Elle s’assit à la table avec l’élégance d’une reine et commença à distribuer avec une telle rapidité que cela semblait un prodige. Tandis que nous jouions, la dame ne cessait de babiller : elle parla de certains jeux très en vogue dans les casinos de tout Estergat, de gens inconnus, de bals, de paris… Elle me révéla même un truc pour biseauter les cartes que j’appris si rapidement qu’elle me couvrit d’éloges.
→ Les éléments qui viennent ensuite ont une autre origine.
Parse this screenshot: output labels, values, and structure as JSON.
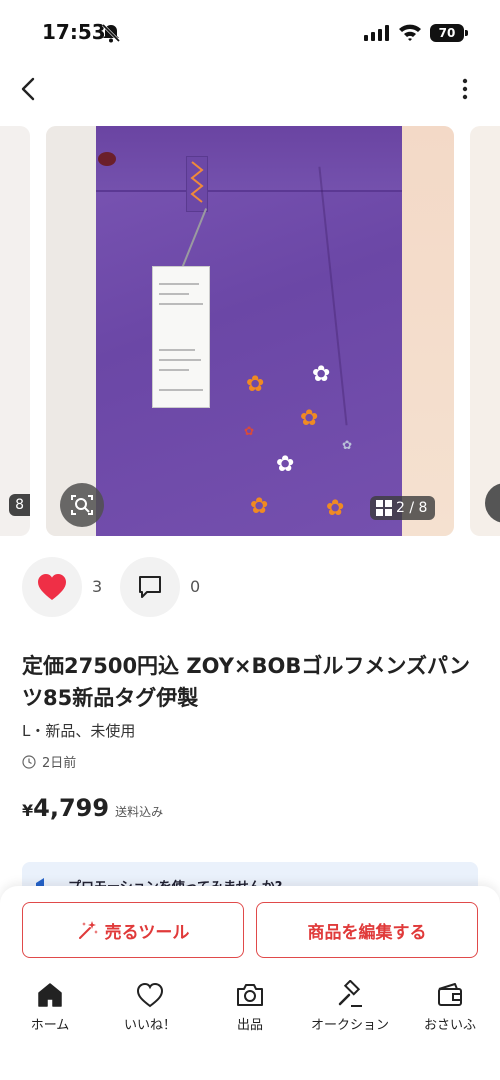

Comme la reine était incapable de jouer sans parier, nous pariâmes pour savoir qui dormirait ou non dans le lit. Le Bor perdit et, sous son regard assassin, j’assurai que cela ne me dérangeait pas de dormir par terre, près du P’tit Loup. Mais la dame n’aimait pas enfreindre les règles des paris. Quand j’argumentai que nous logions tous les trois, le Bor commenta entre ses dents :

— « Tu n’arranges pas les choses, Quatre-cents. »

Je lui adressai une moue d’excuse, et il secoua la tête, l’air résigné. Chose incroyable : la dame était l’unique personne que je connaissais capable de faire plier le caractère susceptible du Bor. Le cher Shyuli dormit près du poêle dans les couvertures du P’tit Loup et, moi, je déplaçai ce dernier dans le lit, entre la dame et moi. Je me sentais si embarrassé pour le Bor que j’eus du mal à m’endormir. Mais, finalement, j’y parvins et je dormis comme un bienheureux.